Another early memory of Bolenbaugh is also from when I was a kid. It was there that I got my first real leather baseball glove. The glove was black, which I liked because it made it stand out from all the brown leather gloves my schoolmates used. I used that glove for years until the combination of wear and tear and my growing hand necessitated me getting a new one. I bought that second glove at Bolenbaugh too, though this time I went with a traditional brown glove. I used that glove primarily in pick-up softball games in my teen years. I still have that old glove. It is in a closet with a battered softball firmly entrenched in the pocket of the glove.

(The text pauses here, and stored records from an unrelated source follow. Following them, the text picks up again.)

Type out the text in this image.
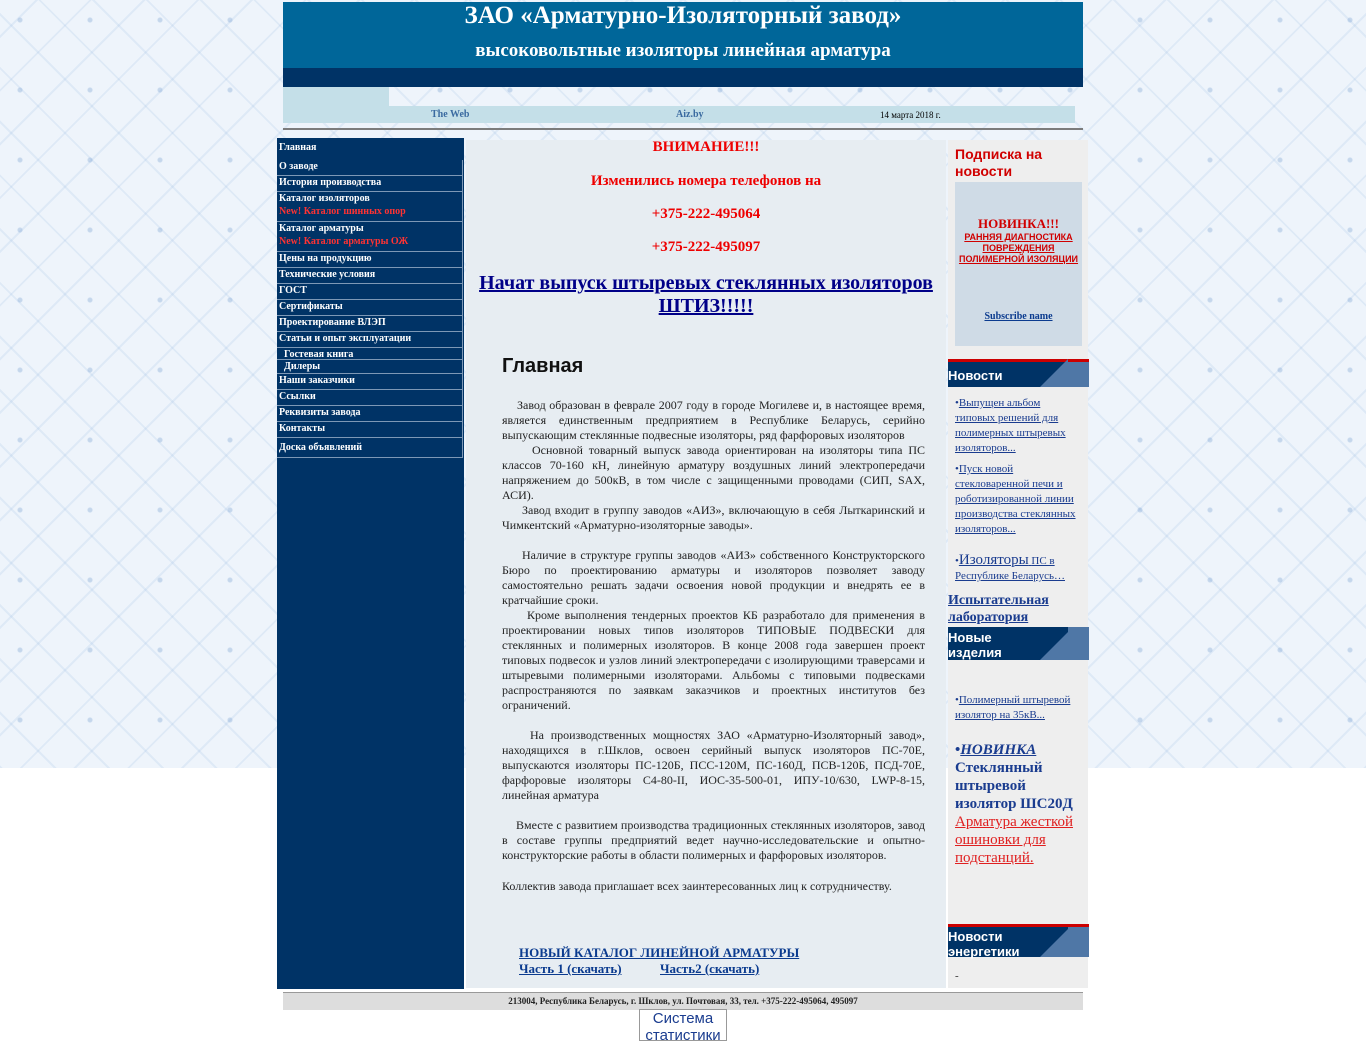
ЗАО «Арматурно-Изоляторный завод»
высоковольтные изоляторы линейная арматура
The Web	Aiz.by	14 марта 2018 г.
Главная
О заводе
История производства
Каталог изоляторов
New! Каталог шинных опор
Каталог арматуры
New! Каталог арматуры ОЖ
Цены на продукцию
Технические условия
ГОСТ
Сертификаты
Проектирование ВЛЭП
Статьи и опыт эксплуатации
Гостевая книга
Дилеры
Наши заказчики
Ссылки
Реквизиты завода
Контакты
Доска объявлений
ВНИМАНИЕ!!!
Изменились номера телефонов на
+375-222-495064
+375-222-495097
Начат выпуск штыревых стеклянных изоляторов ШТИЗ!!!!!
Главная
Завод образован в феврале 2007 году в городе Могилеве и, в настоящее время, является единственным предприятием в Республике Беларусь, серийно выпускающим стеклянные подвесные изоляторы, ряд фарфоровых изоляторов
Основной товарный выпуск завода ориентирован на изоляторы типа ПС классов 70-160 кН, линейную арматуру воздушных линий электропередачи напряжением до 500кВ, в том числе с защищенными проводами (СИП, SAX, АСИ).
Завод входит в группу заводов «АИЗ», включающую в себя Лыткаринский и Чимкентский «Арматурно-изоляторные заводы».
Наличие в структуре группы заводов «АИЗ» собственного Конструкторского Бюро по проектированию арматуры и изоляторов позволяет заводу самостоятельно решать задачи освоения новой продукции и внедрять ее в кратчайшие сроки.
Кроме выполнения тендерных проектов КБ разработало для применения в проектировании новых типов изоляторов ТИПОВЫЕ ПОДВЕСКИ для стеклянных и полимерных изоляторов. В конце 2008 года завершен проект типовых подвесок и узлов линий электропередачи с изолирующими траверсами и штыревыми полимерными изоляторами. Альбомы с типовыми подвесками распространяются по заявкам заказчиков и проектных институтов без ограничений.
На производственных мощностях ЗАО «Арматурно-Изоляторный завод», находящихся в г.Шклов, освоен серийный выпуск изоляторов ПС-70Е, выпускаются изоляторы ПС-120Б, ПСС-120М, ПС-160Д, ПСВ-120Б, ПСД-70Е, фарфоровые изоляторы С4-80-II, ИОС-35-500-01, ИПУ-10/630, LWP-8-15, линейная арматура
Вместе с развитием производства традиционных стеклянных изоляторов, завод в составе группы предприятий ведет научно-исследовательские и опытно-конструкторские работы в области полимерных и фарфоровых изоляторов.
Коллектив завода приглашает всех заинтересованных лиц к сотрудничеству.
НОВЫЙ КАТАЛОГ ЛИНЕЙНОЙ АРМАТУРЫ
Часть 1 (скачать)	Часть2 (скачать)
Подписка на новости
НОВИНКА!!!
РАННЯЯ ДИАГНОСТИКА ПОВРЕЖДЕНИЯ ПОЛИМЕРНОЙ ИЗОЛЯЦИИ
Subscribe name
Новости
•Выпущен альбом типовых решений для полимерных штыревых изоляторов...
•Пуск новой стекловаренной печи и роботизированной линии производства стеклянных изоляторов...
•Изоляторы ПС в Республике Беларусь…
Испытательная лаборатория
Новые изделия
•Полимерный штыревой изолятор на 35кВ...
•НОВИНКА
Стеклянный штыревой изолятор ШС20Д
Арматура жесткой ошиновки для подстанций.
Новости энергетики
-
213004, Республика Беларусь, г. Шклов, ул. Почтовая, 33, тел. +375-222-495064, 495097
Система статистики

As I grew into adulthood, and particularly when I became a homeowner, I shopped at Bolenbaugh frequently. I liked the comfortable, friendly, welcoming small town atmosphere of Bolenbaugh Hardware. There was always a sense of history about the place. Plus, if you had a repair question or needed information about a tool or anything else they had in stock, the employees there would always give you a useful and helpful answer. They always knew their stuff.
I bought many things at Bolenbaugh over the years including: lawn mowers, hand tools, a wheelbarrow, ladders, basketball nets, softballs, badminton birdies, a wooden croquet set, rakes, a shovel, pitchfork, nuts and bolts, a toaster oven, light bulbs, screws, nails, grass trimmers, a handsaw, panes of glass, paint brushes, tree trimmer, furnace filters, gasoline cans, oil cans, flashlights, a pocket knife and countless other things.
Dad was right. You really could always find what you needed at Bolenbaugh.
Farewell Bolenbaugh Hardware, thank you for always being there when I needed you.